Liberals Against Lincoln
By W. James Antle, III on 5.17.10 @ 6:09AM

Sen. Blanche Lincoln (D-AR) has a few choice words for the liberals rooting against her in Tuesday's primary. "Just like the far right, I think the far left also believes that you've got to be with them 100 percent of the time or you don't meet the test," she told the Hill. "I don't think there's anybody that you're going to be with 100 percent of the time -- not and be true to your constituency. My first commitment here is to Arkansas."

That is the theme of a television ad Lincoln is running as she seeks re-election in a tough political climate: "I don't answer to my party. I answer to Arkansas." In Arkansas, liberals are fed up with their party establishment. They may not have a Tea Party or the Club for Growth. But they do have Lt. Gov. Bill Halter, who on March 1 announced he would challenge her for the Democratic nomination.

Halter wasted little time raising over $2 million (the first $1 million came within 48 hours of his announcement), augmented by a $1 million anti-Lincoln campaign by the Service Employees International Union (SEIU). This dynamic has left the two-term Democratic incumbent stuck between a rock and hard place: her votes for the health care bill and the stimulus are as unpopular in Arkansas as President Obama himself. But the left dislikes her opposition to card check, the public option, and cap and trade, as well as her occasional votes for free trade agreements.

In its ad binge, SEIU focused on the trade angle. Greg Knowles, an employee at Cooper Tires in Texarkana, said Lincoln had "a lot of nerve" boasting that she had saved 17,000 jobs at the company. "We saved our own jobs and we had to take big pay cuts to do it," said Knowles. "We would not have to have done that if Miss Lincoln had not voted for all those unfair trade deals."

Knowles went on to list Lincoln's votes for "NAFTA, CAFTA, and even a special trade deal with China." Lincoln, however, has been buoyed by supportive ads purchased by the business community. The Chamber of Commerce, for example, came out with a 30-second spot claiming that "for years, small businesses have counted on Senator Blanche Lincoln."
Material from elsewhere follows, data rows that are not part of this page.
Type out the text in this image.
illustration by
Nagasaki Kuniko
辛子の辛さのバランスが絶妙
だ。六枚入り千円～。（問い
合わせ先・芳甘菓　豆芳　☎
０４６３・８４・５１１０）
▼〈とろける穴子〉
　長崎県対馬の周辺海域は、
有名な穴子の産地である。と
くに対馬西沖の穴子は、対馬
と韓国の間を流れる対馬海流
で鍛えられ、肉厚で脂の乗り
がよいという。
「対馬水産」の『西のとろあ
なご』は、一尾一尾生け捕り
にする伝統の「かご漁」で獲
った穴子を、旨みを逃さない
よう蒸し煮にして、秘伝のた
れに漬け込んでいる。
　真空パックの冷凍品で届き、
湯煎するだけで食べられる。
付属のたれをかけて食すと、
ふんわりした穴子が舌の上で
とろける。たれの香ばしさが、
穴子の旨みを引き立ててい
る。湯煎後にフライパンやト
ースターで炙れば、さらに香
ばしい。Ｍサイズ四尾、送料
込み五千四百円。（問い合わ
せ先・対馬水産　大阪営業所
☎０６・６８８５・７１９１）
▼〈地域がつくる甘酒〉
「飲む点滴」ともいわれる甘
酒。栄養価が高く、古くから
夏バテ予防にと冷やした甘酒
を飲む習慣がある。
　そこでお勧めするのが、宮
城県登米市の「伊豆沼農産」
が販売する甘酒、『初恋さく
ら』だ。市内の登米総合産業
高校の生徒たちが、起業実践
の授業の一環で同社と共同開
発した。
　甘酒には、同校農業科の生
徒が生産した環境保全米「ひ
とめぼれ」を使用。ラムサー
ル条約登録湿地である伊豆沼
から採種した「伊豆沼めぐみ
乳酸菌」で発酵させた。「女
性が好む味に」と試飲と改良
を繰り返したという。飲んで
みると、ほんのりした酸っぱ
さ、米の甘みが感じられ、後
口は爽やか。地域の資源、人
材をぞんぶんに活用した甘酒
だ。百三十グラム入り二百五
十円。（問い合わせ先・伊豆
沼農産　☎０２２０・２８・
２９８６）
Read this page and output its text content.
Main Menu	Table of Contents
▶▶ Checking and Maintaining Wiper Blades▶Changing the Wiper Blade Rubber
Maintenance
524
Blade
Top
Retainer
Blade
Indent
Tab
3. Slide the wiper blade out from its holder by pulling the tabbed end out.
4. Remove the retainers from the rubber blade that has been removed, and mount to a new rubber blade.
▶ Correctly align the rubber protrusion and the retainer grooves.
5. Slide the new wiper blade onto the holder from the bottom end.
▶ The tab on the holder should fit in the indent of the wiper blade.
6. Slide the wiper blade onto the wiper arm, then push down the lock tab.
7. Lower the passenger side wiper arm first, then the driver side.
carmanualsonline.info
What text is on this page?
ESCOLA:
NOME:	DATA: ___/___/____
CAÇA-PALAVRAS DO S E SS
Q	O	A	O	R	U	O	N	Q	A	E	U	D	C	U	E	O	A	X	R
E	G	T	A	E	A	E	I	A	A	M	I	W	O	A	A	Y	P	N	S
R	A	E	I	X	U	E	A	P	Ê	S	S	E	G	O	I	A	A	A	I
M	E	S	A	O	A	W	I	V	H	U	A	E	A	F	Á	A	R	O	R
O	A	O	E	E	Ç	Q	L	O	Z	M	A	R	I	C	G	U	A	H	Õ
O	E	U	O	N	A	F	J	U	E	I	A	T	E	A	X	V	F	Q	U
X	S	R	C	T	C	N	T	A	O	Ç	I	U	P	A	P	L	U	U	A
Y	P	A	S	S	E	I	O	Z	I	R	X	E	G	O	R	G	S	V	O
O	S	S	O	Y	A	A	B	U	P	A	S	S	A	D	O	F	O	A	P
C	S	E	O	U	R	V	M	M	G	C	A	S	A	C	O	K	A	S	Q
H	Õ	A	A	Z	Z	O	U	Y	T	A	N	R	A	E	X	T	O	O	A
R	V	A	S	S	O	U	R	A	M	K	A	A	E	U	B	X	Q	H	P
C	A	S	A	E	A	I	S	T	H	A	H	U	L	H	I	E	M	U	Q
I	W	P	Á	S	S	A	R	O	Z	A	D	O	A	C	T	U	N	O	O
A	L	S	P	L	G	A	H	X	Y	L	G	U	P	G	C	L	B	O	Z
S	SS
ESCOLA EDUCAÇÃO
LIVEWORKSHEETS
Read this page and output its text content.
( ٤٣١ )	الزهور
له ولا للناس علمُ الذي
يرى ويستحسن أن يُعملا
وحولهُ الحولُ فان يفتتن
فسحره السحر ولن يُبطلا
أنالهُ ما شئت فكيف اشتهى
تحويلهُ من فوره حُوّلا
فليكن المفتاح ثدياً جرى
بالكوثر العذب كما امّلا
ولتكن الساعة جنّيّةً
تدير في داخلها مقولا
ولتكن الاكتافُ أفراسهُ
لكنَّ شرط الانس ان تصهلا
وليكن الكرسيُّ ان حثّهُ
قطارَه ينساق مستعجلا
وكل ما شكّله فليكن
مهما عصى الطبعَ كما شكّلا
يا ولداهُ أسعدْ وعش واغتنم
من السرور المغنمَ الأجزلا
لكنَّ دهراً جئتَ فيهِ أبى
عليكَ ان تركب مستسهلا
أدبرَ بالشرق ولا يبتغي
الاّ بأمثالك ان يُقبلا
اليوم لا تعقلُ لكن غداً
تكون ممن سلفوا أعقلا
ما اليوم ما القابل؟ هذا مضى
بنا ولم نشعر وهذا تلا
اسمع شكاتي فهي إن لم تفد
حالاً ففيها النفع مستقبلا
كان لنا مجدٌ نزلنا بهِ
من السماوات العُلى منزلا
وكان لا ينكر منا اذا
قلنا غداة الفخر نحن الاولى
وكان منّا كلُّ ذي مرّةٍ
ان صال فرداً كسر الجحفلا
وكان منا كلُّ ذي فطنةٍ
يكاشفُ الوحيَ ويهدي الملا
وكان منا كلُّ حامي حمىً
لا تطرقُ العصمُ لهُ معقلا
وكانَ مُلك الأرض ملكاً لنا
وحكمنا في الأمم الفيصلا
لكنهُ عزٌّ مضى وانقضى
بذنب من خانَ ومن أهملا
The Chamber cited Lincoln's support for pro-business tax policy and incentives for research and development. In 2008, the Democrat also received a $10,000 contribution to her re-election campaign from the National Federation of Independent Business, on top of another $5,000 the business group gave to her leadership PAC. The Chamber of Commerce has spent $300,000 on its pro-Lincoln advertising campaign. An outfit called Americans for Job Security has gone up on the air with Indian-themed ads accusing Halter of serving as director of a company that "exported American jobs to India."

Business backing doesn't normally get you very far in a Democratic primary, and Lincoln is a major target of national progressives. But she was clinging to a 44 percent to 32 percent lead in the last Mason-Dixon poll, making the biggest threat that Halter will force her into a June runoff. A third candidate, libertarian-leaning conservative D.C. Morrison, has been drawing up to 10 percent in recent surveys. Lincoln must break 50 percent to win in the first round.

It may not matter who wins, because the polls also show either Democrat getting clobbered by all of the major candidates running in this week's Republican primary. Arkansas is considered one of the GOP's best pickup opportunities this year. The left may not view Lincoln as suitably docile, but to conservative Arkansans she is plenty liberal enough (both Bill Clinton and President Obama have recorded ads in support of her campaign). Arkansas Republican Party chairman Doyle Webb told a liberal website, "I feel very good about this race."

After all, Lincoln's flashes of independence are seldom more than is required to win in a conservative, right-to-work state. She still votes 100 percent of the time with NARAL, 90 percent with the AFL-CIO, and 85 percent over the course of her career with Americans for Democratic Action, the gold standard of modern liberalism. Yet it is Lincoln's political survival instincts that irk the left.

Even if Blanche Lincoln prevails in her primary, her brand of Democratic politics is out of step with the liberal grassroots. The Democrats aren't about to become the party of Lincoln now.